Search code examples
solrmultilingual

Solr multilingual stemisation


I'm using Solr to index documents like .pdf or .docx. These documents are in french or in english and I want to use the stemisation for both languages.

For exemple, if I search "chevaux" I want to find "cheval" (french) and if I search "raise" I want to find "raising" (english). Is there a way to do this without createting 2 core (one in english and one in french) ?


Solution

  • Have two fields, one with the field definition you want for French, and one with the field definition you want for English. Then use the Language Detection feature to submit the content to the correct field.

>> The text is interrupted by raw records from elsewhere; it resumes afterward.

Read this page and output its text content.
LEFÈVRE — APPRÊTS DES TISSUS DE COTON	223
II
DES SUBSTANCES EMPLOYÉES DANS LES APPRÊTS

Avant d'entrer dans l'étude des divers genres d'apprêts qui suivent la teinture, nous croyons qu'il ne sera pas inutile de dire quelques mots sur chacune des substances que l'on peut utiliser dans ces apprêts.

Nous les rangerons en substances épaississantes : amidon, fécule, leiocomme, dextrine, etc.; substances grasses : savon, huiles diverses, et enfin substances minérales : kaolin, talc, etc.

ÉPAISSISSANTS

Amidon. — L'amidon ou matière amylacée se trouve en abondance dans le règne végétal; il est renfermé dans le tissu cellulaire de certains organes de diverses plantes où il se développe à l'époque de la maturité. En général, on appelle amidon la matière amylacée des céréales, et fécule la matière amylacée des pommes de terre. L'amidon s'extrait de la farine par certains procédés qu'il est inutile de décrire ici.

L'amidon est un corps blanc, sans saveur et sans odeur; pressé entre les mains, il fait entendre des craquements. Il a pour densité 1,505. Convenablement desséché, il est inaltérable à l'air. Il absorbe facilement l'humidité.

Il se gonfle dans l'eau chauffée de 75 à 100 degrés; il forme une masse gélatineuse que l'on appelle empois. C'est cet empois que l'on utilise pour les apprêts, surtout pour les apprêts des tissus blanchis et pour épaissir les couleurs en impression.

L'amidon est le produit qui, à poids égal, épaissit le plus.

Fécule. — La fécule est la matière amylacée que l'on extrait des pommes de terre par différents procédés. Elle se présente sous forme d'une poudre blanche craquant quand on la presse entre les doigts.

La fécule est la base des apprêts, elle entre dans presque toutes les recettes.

    When searching, query the field that has the correct language as the user, or if you don't know, search both - or use language detection to try to do a better guess.

    You can also index the same content into both fields, but my initial guess is that it'll give you weird results down the road, where someone enters a French word, but due to the processing rules for English, you get hit that wouldn't have happened if you only indexed to the correct field.

    By enabling langid.map, you can tell Solr to index the content into fields named fieldname_langcode (where fieldname is picked up from langid.fl).

    langid.map: Enables field name mapping. If true, Solr will map field names for all fields listed in langid.fl.

    You can use langid.map.replace or langid.map.pattern if you want to change the default fieldname_langcode naming, but I'd leave those alone for now.